Purveyors of small print terms beware.
Business to business (B2B) transactions will start being caught by the unfair contract terms regime under the Australian Consumer Law (ACL) and the Australian Securities and Investments Commission Act 2001 (Cth) (ASIC Act) from 12 November 2016.
The Treasury Legislation Amendment (Small Business and Unfair Contract Terms) Act 2015 (Cth), which amends the ACL and ASIC Act, extends the unfair contract terms regime to 'small business contracts' (as defined further below). Previously, this regime only applied to 'consumer contracts' (ie contracts for the supply of goods or services to an individual who acquires that good or service at least predominantly for personal, domestic or household use or consumption).
Although the extended regime does not take effect until late next year, the implications of its introduction are significant. The transition period allows time for businesses to review their standard form contracts and make necessary amendments to ensure those contracts do not contain 'unfair' terms that will be rendered void when the extended regime takes effect. Businesses also need to be aware that the extension to the regime applies to existing contracts that are renewed or varied on or after 12 November 2016, not just contracts entered into on or after this date.
As is currently the case for 'consumer contracts', the protection against unfair terms only applies to 'standard form contracts'. Courts will take into account a range of factors in determining whether a contract is a 'standard form contract', including:
- whether one party to the contract has most of the bargaining power;
- whether one party to the contract prepared the terms ahead of any discussion between the parties regarding the transaction; and
- the extent to which the other party was afforded an opportunity to negotiate the terms of the contract.
Many supply agreements for IT software or services will constitute 'standard form contracts' under the legislation. However, the unfair contract terms regime will only apply where such standard form contracts are either 'consumer contracts' or 'small business contracts', as defined.
The extension of the unfair contract terms regime to 'small business contracts' brings a greater number of IT supply agreements into play. For a standard form contract for the supply of IT software or services to be a 'small business contract' it must meet two criteria.
First, one of the parties to the contract must be a business with fewer than 20 employees at the time the contract is entered into. Casual employees are not counted unless their employment is on a 'regular and systematic basis'.
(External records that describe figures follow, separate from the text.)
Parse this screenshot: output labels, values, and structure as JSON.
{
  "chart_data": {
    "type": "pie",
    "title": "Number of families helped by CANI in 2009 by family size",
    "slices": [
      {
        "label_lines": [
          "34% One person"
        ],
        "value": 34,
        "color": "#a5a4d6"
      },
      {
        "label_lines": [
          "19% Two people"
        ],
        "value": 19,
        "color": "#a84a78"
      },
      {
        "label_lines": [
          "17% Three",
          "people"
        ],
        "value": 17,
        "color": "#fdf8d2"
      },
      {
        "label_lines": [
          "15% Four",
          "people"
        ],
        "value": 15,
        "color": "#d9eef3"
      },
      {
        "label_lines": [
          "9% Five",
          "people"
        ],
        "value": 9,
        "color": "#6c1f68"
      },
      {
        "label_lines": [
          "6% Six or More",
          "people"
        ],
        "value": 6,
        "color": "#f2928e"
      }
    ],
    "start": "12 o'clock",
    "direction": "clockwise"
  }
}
Second, the upfront price payable under the contract must be lower than one of the two prescribed thresholds, namely:
- if the duration of the contract is more than 12 months, the upfront price must not exceed $1,000,000; and
- for all other contracts, the upfront price must not exceed $300,000.
The amendments to the unfair contract terms regime do not affect the statutory meaning of an 'unfair' term. A term will be considered unfair if the term:
- causes a significant imbalance to parties' rights and obligations under the contract;
- is not reasonably necessary to protect the interests of the party advantaged by the term; and
- would cause detriment if it were relied upon.
The legislation provides a sample list of the kinds of terms that may be unfair.
What does that mean in practice? Many terms that are commonly found in standard form IT contracts are likely to be considered 'unfair'. For example, terms that allow IT businesses to unilaterally:
- vary the terms of a contract;
- vary the upfront price or characteristics of the goods or services under the contract; or
- terminate the contract (or apply penalties for breach or termination),
will likely be rendered void. However, whether a term is unfair ultimately depends on the particular wording of the term and how it operates in the contract in question.
Suppliers of IT software and services (and, indeed, suppliers of all goods and services) need to review the terms of their standard form contracts prior to November 2016 and consider whether amendments are necessary. However, existing standard form contracts can still be used for B2B transactions where the contract is not a 'small business contract' (as defined above).
We'd recommend that organisations develop separate standard form 'small business contracts' that exclude any terms that could be seen as 'unfair', to reduce the risk of non-compliance with the unfair contract terms regime.